The protests could “become the most prominent challenge for the authorities for all the 20 years of Putin’s reign,” said Tatiana Stanovaya, founder of R.Politik, an independent political-analysis firm. (source)
As I have said before, Navalny has many problems of his own, and I do not support him. Likewise, one should not think these protests are a wholly ‘organic’ thing, because they almost never are. What can be said is that, however, there are a lot of people, especially those under 30, who are very tired of the current state of affairs in Russia and can see where things are going, which is a very close veering toward the past.
Russia’s future, like that of Germany, is not a “bright” as it seems, but unlike Germany, she is extremely vulnerable, and no amount of strong language can hide this. The US has problems too, but not nearly those of Russia, who is facing the prospect of having her nation physically separate in a way not seen since the 16th century.
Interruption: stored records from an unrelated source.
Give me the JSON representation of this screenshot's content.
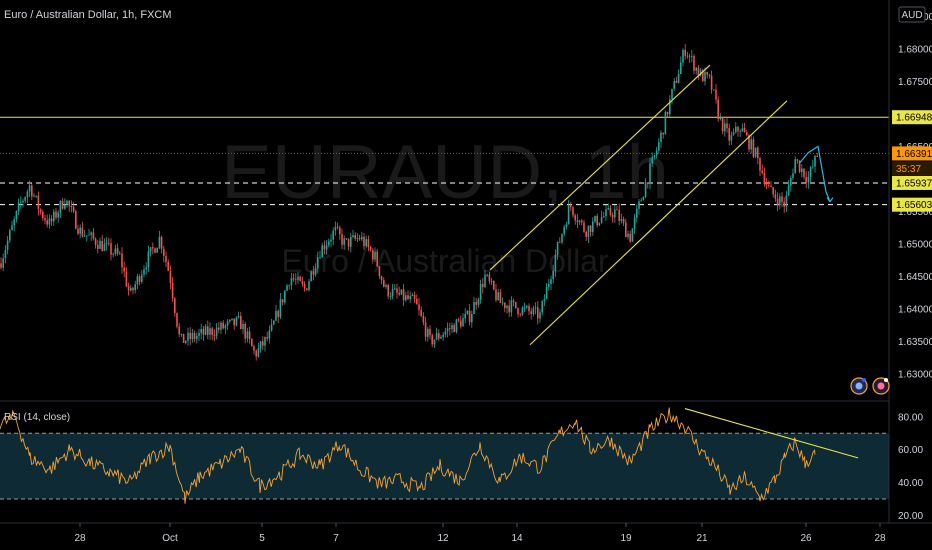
{
  "header": {
    "symbol_title": "Euro / Australian Dollar, 1h, FXCM",
    "currency_badge": "AUD"
  },
  "watermark": {
    "ticker": "EURAUD, 1h",
    "name": "Euro / Australian Dollar"
  },
  "price_tags": {
    "resistance": "1.66948",
    "last_price": "1.66391",
    "countdown": "35:37",
    "support_upper": "1.65937",
    "support_lower": "1.65603"
  },
  "rsi_panel": {
    "title": "RSI (14, close)"
  },
  "colors": {
    "background": "#000000",
    "up_candle": "#26a69a",
    "down_candle": "#ef5350",
    "drawing": "#e8e64a",
    "rsi_line": "#f7a334",
    "rsi_band": "#0e2a35",
    "projection": "#2ab7e0",
    "last_price": "#ff9800",
    "price_line": "#c63b2d"
  },
  "chart_data": [
    {
      "type": "candlestick",
      "title": "Euro / Australian Dollar, 1h, FXCM",
      "ylim": [
        1.626,
        1.6875
      ],
      "x_ticks": [
        "28",
        "Oct",
        "5",
        "7",
        "12",
        "14",
        "19",
        "21",
        "26",
        "28"
      ],
      "y_ticks": [
        "1.68500",
        "1.68000",
        "1.67500",
        "1.66500",
        "1.65500",
        "1.65000",
        "1.64500",
        "1.64000",
        "1.63500",
        "1.63000"
      ],
      "close_path": [
        [
          0,
          1.647
        ],
        [
          20,
          1.656
        ],
        [
          30,
          1.659
        ],
        [
          40,
          1.655
        ],
        [
          50,
          1.653
        ],
        [
          65,
          1.657
        ],
        [
          80,
          1.652
        ],
        [
          100,
          1.65
        ],
        [
          120,
          1.648
        ],
        [
          130,
          1.642
        ],
        [
          145,
          1.647
        ],
        [
          160,
          1.651
        ],
        [
          170,
          1.645
        ],
        [
          180,
          1.635
        ],
        [
          200,
          1.636
        ],
        [
          220,
          1.637
        ],
        [
          240,
          1.638
        ],
        [
          255,
          1.633
        ],
        [
          270,
          1.636
        ],
        [
          290,
          1.645
        ],
        [
          305,
          1.643
        ],
        [
          320,
          1.649
        ],
        [
          335,
          1.652
        ],
        [
          345,
          1.65
        ],
        [
          360,
          1.651
        ],
        [
          375,
          1.648
        ],
        [
          385,
          1.643
        ],
        [
          400,
          1.642
        ],
        [
          415,
          1.641
        ],
        [
          430,
          1.635
        ],
        [
          450,
          1.637
        ],
        [
          470,
          1.639
        ],
        [
          485,
          1.645
        ],
        [
          500,
          1.641
        ],
        [
          520,
          1.64
        ],
        [
          540,
          1.639
        ],
        [
          555,
          1.648
        ],
        [
          570,
          1.656
        ],
        [
          585,
          1.652
        ],
        [
          600,
          1.654
        ],
        [
          615,
          1.655
        ],
        [
          630,
          1.651
        ],
        [
          645,
          1.659
        ],
        [
          660,
          1.666
        ],
        [
          670,
          1.672
        ],
        [
          685,
          1.68
        ],
        [
          700,
          1.676
        ],
        [
          710,
          1.675
        ],
        [
          720,
          1.669
        ],
        [
          730,
          1.666
        ],
        [
          740,
          1.668
        ],
        [
          755,
          1.664
        ],
        [
          770,
          1.658
        ],
        [
          785,
          1.656
        ],
        [
          795,
          1.663
        ],
        [
          808,
          1.66
        ],
        [
          818,
          1.6639
        ]
      ],
      "horizontal_lines": [
        {
          "price": 1.66948,
          "style": "solid"
        },
        {
          "price": 1.66391,
          "style": "dotted"
        },
        {
          "price": 1.65937,
          "style": "dashed"
        },
        {
          "price": 1.65603,
          "style": "dashed"
        }
      ],
      "channel": [
        {
          "from": [
            490,
            1.646
          ],
          "to": [
            710,
            1.6775
          ]
        },
        {
          "from": [
            530,
            1.6345
          ],
          "to": [
            787,
            1.672
          ]
        }
      ],
      "projection": [
        [
          800,
          1.6625
        ],
        [
          808,
          1.664
        ],
        [
          818,
          1.665
        ],
        [
          826,
          1.658
        ],
        [
          830,
          1.6565
        ]
      ]
    },
    {
      "type": "line",
      "title": "RSI (14, close)",
      "ylim": [
        16,
        89
      ],
      "y_ticks": [
        "80.00",
        "60.00",
        "40.00",
        "20.00"
      ],
      "band": [
        30,
        70
      ],
      "x": [
        0,
        15,
        30,
        50,
        70,
        90,
        110,
        130,
        150,
        170,
        185,
        200,
        220,
        240,
        260,
        280,
        300,
        320,
        340,
        360,
        380,
        400,
        420,
        440,
        460,
        480,
        500,
        520,
        540,
        560,
        575,
        590,
        610,
        630,
        650,
        670,
        685,
        700,
        715,
        730,
        745,
        760,
        775,
        785,
        795,
        805,
        815
      ],
      "values": [
        75,
        80,
        55,
        48,
        60,
        52,
        46,
        40,
        55,
        62,
        30,
        44,
        51,
        60,
        38,
        45,
        57,
        50,
        64,
        48,
        39,
        42,
        36,
        50,
        41,
        63,
        40,
        56,
        49,
        70,
        78,
        60,
        66,
        52,
        72,
        82,
        74,
        60,
        50,
        35,
        43,
        30,
        42,
        55,
        65,
        52,
        57
      ],
      "trendline": {
        "from": [
          685,
          85
        ],
        "to": [
          858,
          55
        ]
      }
    }
  ]
}
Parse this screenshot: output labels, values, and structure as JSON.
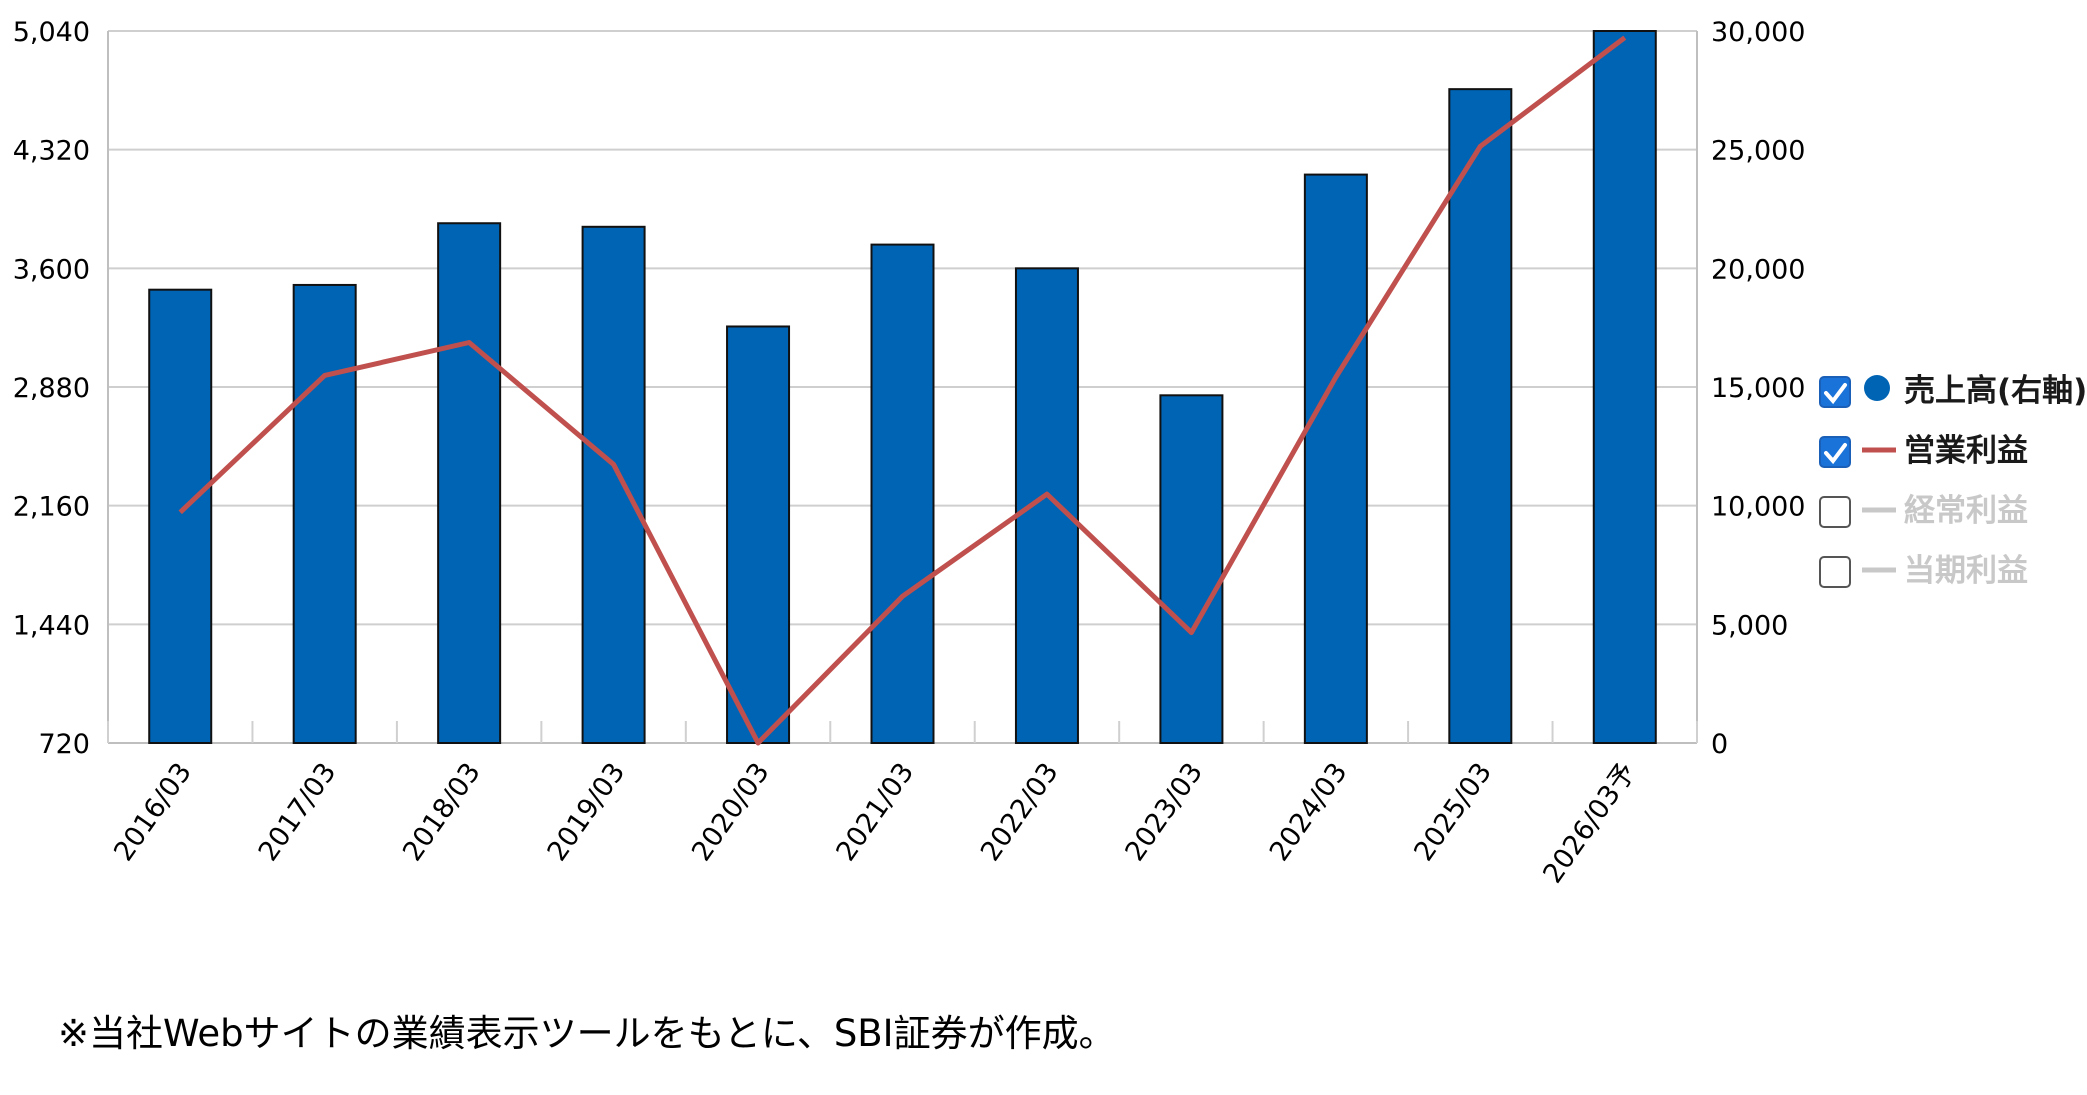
{
  "chart_data": {
    "type": "bar",
    "categories": [
      "2016/03",
      "2017/03",
      "2018/03",
      "2019/03",
      "2020/03",
      "2021/03",
      "2022/03",
      "2023/03",
      "2024/03",
      "2025/03",
      "2026/03予"
    ],
    "series": [
      {
        "name": "売上高(右軸)",
        "chart_type": "bar",
        "axis": "right",
        "color": "#0064b4",
        "values": [
          19100,
          19300,
          21900,
          21750,
          17550,
          21000,
          20000,
          14650,
          23950,
          27550,
          30000
        ]
      },
      {
        "name": "営業利益",
        "chart_type": "line",
        "axis": "left",
        "color": "#c0504d",
        "values": [
          2120,
          2950,
          3150,
          2410,
          720,
          1610,
          2230,
          1390,
          2940,
          4340,
          5000
        ]
      }
    ],
    "left_axis": {
      "ylim": [
        720,
        5040
      ],
      "ticks": [
        "5,040",
        "4,320",
        "3,600",
        "2,880",
        "2,160",
        "1,440",
        "720"
      ]
    },
    "right_axis": {
      "ylim": [
        0,
        30000
      ],
      "ticks": [
        "30,000",
        "25,000",
        "20,000",
        "15,000",
        "10,000",
        "5,000",
        "0"
      ]
    },
    "grid": true,
    "legend": {
      "placement": "right",
      "items": [
        {
          "label": "売上高(右軸)",
          "checked": true,
          "color": "#0064b4",
          "marker": "circle"
        },
        {
          "label": "営業利益",
          "checked": true,
          "color": "#c0504d",
          "marker": "line"
        },
        {
          "label": "経常利益",
          "checked": false,
          "color": "#c8c8c8",
          "marker": "line"
        },
        {
          "label": "当期利益",
          "checked": false,
          "color": "#c8c8c8",
          "marker": "line"
        }
      ]
    }
  },
  "footnote": "※当社Webサイトの業績表示ツールをもとに、SBI証券が作成。"
}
Much of Russia’s future depends on the path that Germany decides to take, as Germany is rising as a European power once again an has made clear her intentions to do this with the decline of the post-World War II world. The question will be is if Germany stays with the US and allies against Russia- which would be absolutely destructive for her -or whether a Molotov-Ribbentrop type agreement with Russia can be made and in doing so, would allow the two nations to divide Europe once again and arguably force the US not into submission, but to play a greatly reduced role in politics.
The Navalny protests are about more than Navalny or just the near-term future of Russia, but could be a part in a centuries-affecting change that is yet to be seen, depending on the course of world events, and are something to pay close attention to.